For readers not yet convinced that patient engagement is a topic worth tackling, perhaps one more example will provide the tipping point.
Sharma described a project that took place in her current San Francisco-based clinic. It involved a presentation by residents aimed at improving the rate of physicians using telephone interpreters to communicate with patients whose first language was Spanish.
When residents took the issue to the practice's Spanish-speaking patient advisory council, however, they were surprised by the response.
Patients told the residents that they preferred having doctors talk to them without an interpreter regardless of the docs' "lousy Spanish" because patients trusted their doctors more than any unknown third party on the telephone.
"And so, what was going to be an interpreter project actually became a trust-building project," said Sharma. The patients' feedback challenged the clinic to change how they introduced interpreters to include language about their level of training and their background.

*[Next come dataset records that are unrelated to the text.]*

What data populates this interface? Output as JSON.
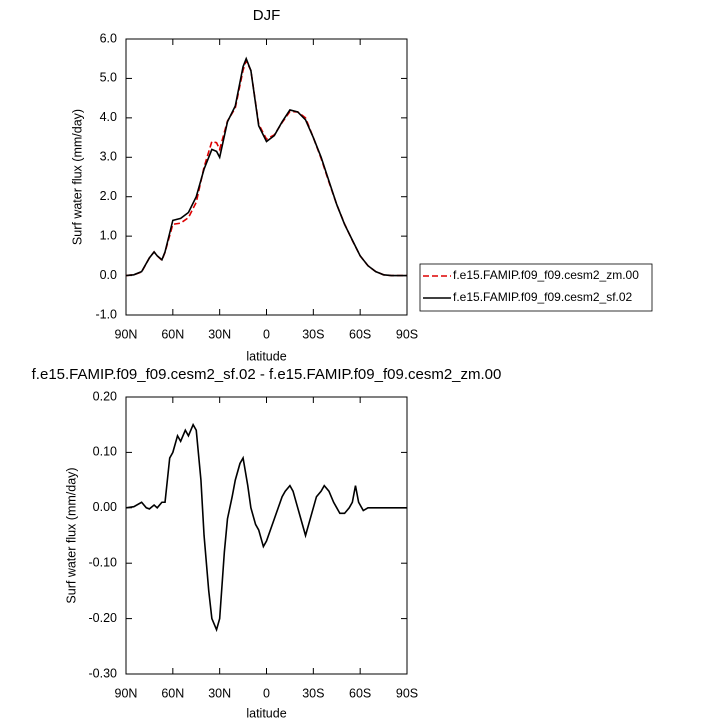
{
  "chart_data": [
    {
      "type": "line",
      "title": "DJF",
      "xlabel": "latitude",
      "ylabel": "Surf water flux (mm/day)",
      "x": [
        90,
        85,
        80,
        75,
        72,
        70,
        67,
        65,
        60,
        55,
        50,
        45,
        40,
        35,
        32,
        30,
        25,
        20,
        15,
        13,
        10,
        5,
        0,
        -5,
        -10,
        -15,
        -20,
        -25,
        -30,
        -35,
        -40,
        -45,
        -50,
        -55,
        -60,
        -65,
        -70,
        -75,
        -80,
        -85,
        -90
      ],
      "series": [
        {
          "name": "f.e15.FAMIP.f09_f09.cesm2_zm.00",
          "color": "#dd0000",
          "dash": true,
          "values": [
            0,
            0.02,
            0.09,
            0.45,
            0.6,
            0.5,
            0.39,
            0.59,
            1.3,
            1.33,
            1.47,
            1.86,
            2.75,
            3.4,
            3.37,
            3.2,
            3.92,
            4.25,
            5.21,
            5.45,
            5.2,
            3.84,
            3.46,
            3.57,
            3.88,
            4.16,
            4.15,
            4.0,
            3.5,
            2.97,
            2.37,
            1.8,
            1.31,
            0.89,
            0.5,
            0.25,
            0.1,
            0.02,
            0,
            0,
            0
          ]
        },
        {
          "name": "f.e15.FAMIP.f09_f09.cesm2_sf.02",
          "color": "#000000",
          "dash": false,
          "values": [
            0,
            0.02,
            0.1,
            0.45,
            0.6,
            0.5,
            0.4,
            0.6,
            1.4,
            1.45,
            1.6,
            2.0,
            2.7,
            3.2,
            3.15,
            3.0,
            3.9,
            4.3,
            5.3,
            5.5,
            5.2,
            3.8,
            3.4,
            3.55,
            3.9,
            4.2,
            4.15,
            3.95,
            3.5,
            3.0,
            2.4,
            1.8,
            1.3,
            0.9,
            0.5,
            0.25,
            0.1,
            0.02,
            0,
            0,
            0
          ]
        }
      ],
      "xlim": [
        90,
        -90
      ],
      "xticks": [
        {
          "value": 90,
          "label": "90N"
        },
        {
          "value": 60,
          "label": "60N"
        },
        {
          "value": 30,
          "label": "30N"
        },
        0,
        {
          "value": -30,
          "label": "30S"
        },
        {
          "value": -60,
          "label": "60S"
        },
        {
          "value": -90,
          "label": "90S"
        }
      ],
      "ylim": [
        -1,
        6
      ],
      "yticks": [
        {
          "value": -1,
          "label": "-1.0"
        },
        {
          "value": 0,
          "label": "0.0"
        },
        {
          "value": 1,
          "label": "1.0"
        },
        {
          "value": 2,
          "label": "2.0"
        },
        {
          "value": 3,
          "label": "3.0"
        },
        {
          "value": 4,
          "label": "4.0"
        },
        {
          "value": 5,
          "label": "5.0"
        },
        {
          "value": 6,
          "label": "6.0"
        }
      ],
      "legend": "outside-right"
    },
    {
      "type": "line",
      "title": "f.e15.FAMIP.f09_f09.cesm2_sf.02 - f.e15.FAMIP.f09_f09.cesm2_zm.00",
      "xlabel": "latitude",
      "ylabel": "Surf water flux (mm/day)",
      "x": [
        90,
        85,
        80,
        77,
        75,
        72,
        70,
        67,
        65,
        62,
        60,
        57,
        55,
        52,
        50,
        47,
        45,
        42,
        40,
        37,
        35,
        32,
        30,
        27,
        25,
        22,
        20,
        17,
        15,
        12,
        10,
        7,
        5,
        2,
        0,
        -5,
        -10,
        -12,
        -15,
        -17,
        -20,
        -22,
        -25,
        -27,
        -30,
        -32,
        -35,
        -37,
        -40,
        -43,
        -45,
        -47,
        -50,
        -53,
        -55,
        -57,
        -59,
        -62,
        -65,
        -70,
        -75,
        -80,
        -90
      ],
      "values": [
        0,
        0.002,
        0.01,
        0,
        -0.002,
        0.005,
        0,
        0.01,
        0.01,
        0.09,
        0.1,
        0.13,
        0.12,
        0.14,
        0.13,
        0.15,
        0.14,
        0.05,
        -0.05,
        -0.15,
        -0.2,
        -0.22,
        -0.2,
        -0.08,
        -0.02,
        0.02,
        0.05,
        0.08,
        0.09,
        0.04,
        0,
        -0.03,
        -0.04,
        -0.07,
        -0.06,
        -0.02,
        0.02,
        0.03,
        0.04,
        0.03,
        0,
        -0.02,
        -0.05,
        -0.03,
        0,
        0.02,
        0.03,
        0.04,
        0.03,
        0.01,
        0,
        -0.01,
        -0.01,
        0,
        0.01,
        0.04,
        0.01,
        -0.005,
        0,
        0,
        0,
        0,
        0
      ],
      "color": "#000000",
      "xlim": [
        90,
        -90
      ],
      "xticks": [
        {
          "value": 90,
          "label": "90N"
        },
        {
          "value": 60,
          "label": "60N"
        },
        {
          "value": 30,
          "label": "30N"
        },
        0,
        {
          "value": -30,
          "label": "30S"
        },
        {
          "value": -60,
          "label": "60S"
        },
        {
          "value": -90,
          "label": "90S"
        }
      ],
      "ylim": [
        -0.3,
        0.2
      ],
      "yticks": [
        {
          "value": -0.3,
          "label": "-0.30"
        },
        {
          "value": -0.2,
          "label": "-0.20"
        },
        {
          "value": -0.1,
          "label": "-0.10"
        },
        {
          "value": 0,
          "label": "0.00"
        },
        {
          "value": 0.1,
          "label": "0.10"
        },
        {
          "value": 0.2,
          "label": "0.20"
        }
      ]
    }
  ]
}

"Patient and caregivers as partners helped define the real problem," said Sharma.
She provided this final takeaway for readers: "The message we've learned from these case studies and interviewing these sites across the country is that it's not a one-size-fits-all process. You can tailor you patient-engagement strategy based on your clinic needs.
"So, in some places it may look like a patient advisory council; in other locations, a practice may only have the bandwidth to recruit a new patient partner to sit on a working group for a particular condition like hypertension. Be creative and do what works for you."